De parlementaire bespreking van art
ikel 5 maakt verder duidelijk dat de bevoegde minister het niet wenselijk achtte de subsidiëring voor het bouwen, verbouwen en inrichten van serviceflats en woningcomplexen met dienstverlenin
g en rusthuizen, te beperken tot de openbare besturen zoals dat het geval was in artikel 3 van het decreet betreffende het bouwen en verbouwen van woningen
voor bejaarden maar tevens, gelet op de demografische
...[+++] evolutie en de problematiek van de vergrijzing van de bevolking, bepaalde initiatieven in de niet-commerciële privésector, en met name de VZW's, erbij wenste te betrekken (Parl.
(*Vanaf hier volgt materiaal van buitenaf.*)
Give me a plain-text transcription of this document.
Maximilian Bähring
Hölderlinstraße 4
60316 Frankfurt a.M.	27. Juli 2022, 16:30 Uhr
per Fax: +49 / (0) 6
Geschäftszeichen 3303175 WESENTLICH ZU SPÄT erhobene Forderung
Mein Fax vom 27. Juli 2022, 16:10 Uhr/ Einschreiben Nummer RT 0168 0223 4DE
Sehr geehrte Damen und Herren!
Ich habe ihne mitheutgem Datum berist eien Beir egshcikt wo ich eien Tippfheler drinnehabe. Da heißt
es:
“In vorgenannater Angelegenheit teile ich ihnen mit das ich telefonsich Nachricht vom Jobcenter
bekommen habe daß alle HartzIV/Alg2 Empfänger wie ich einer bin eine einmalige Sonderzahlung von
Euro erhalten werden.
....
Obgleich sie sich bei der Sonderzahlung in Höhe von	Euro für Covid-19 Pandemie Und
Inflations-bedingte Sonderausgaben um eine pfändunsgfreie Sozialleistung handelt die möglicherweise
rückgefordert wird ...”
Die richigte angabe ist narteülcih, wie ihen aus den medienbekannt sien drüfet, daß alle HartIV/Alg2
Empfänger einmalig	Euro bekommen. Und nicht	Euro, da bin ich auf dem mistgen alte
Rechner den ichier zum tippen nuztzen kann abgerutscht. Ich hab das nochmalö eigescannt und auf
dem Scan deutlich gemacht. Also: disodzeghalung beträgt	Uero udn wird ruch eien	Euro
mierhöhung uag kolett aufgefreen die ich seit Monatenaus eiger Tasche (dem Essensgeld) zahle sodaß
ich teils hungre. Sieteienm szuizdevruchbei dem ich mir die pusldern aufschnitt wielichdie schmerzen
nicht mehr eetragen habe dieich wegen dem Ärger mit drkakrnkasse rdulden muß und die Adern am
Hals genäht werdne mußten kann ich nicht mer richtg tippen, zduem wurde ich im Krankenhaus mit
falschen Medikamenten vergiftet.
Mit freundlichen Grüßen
St., Vlaamse Raad, 1983-1984, nr. 279/2, pp. 8-10).Les travaux préparatoires de l'article 5 révèlent ensuite que le ministre compétent a estimé qu'il n'était pas souhaitable de limiter le subventionnement pour la construction, la transformation et l'équipement de résidences-services et de complexes résid
entiels fournissant des services et des maisons de repos, aux administrations publiques, comme c'était le cas à l'article 3 du décret en ce qui concerne la construction et la transformation d'habitations pour personnes âgées mais souhaitait également, eu égard à l'évolution démographique et au problème du vieillissement de la population, associer certaines initiatives du secteur privé non
...[+++]-commercial, et notamment les ASBL (Doc. parl., Conseil flamand, 1983-1984, n° 279/2, pp. 8-10).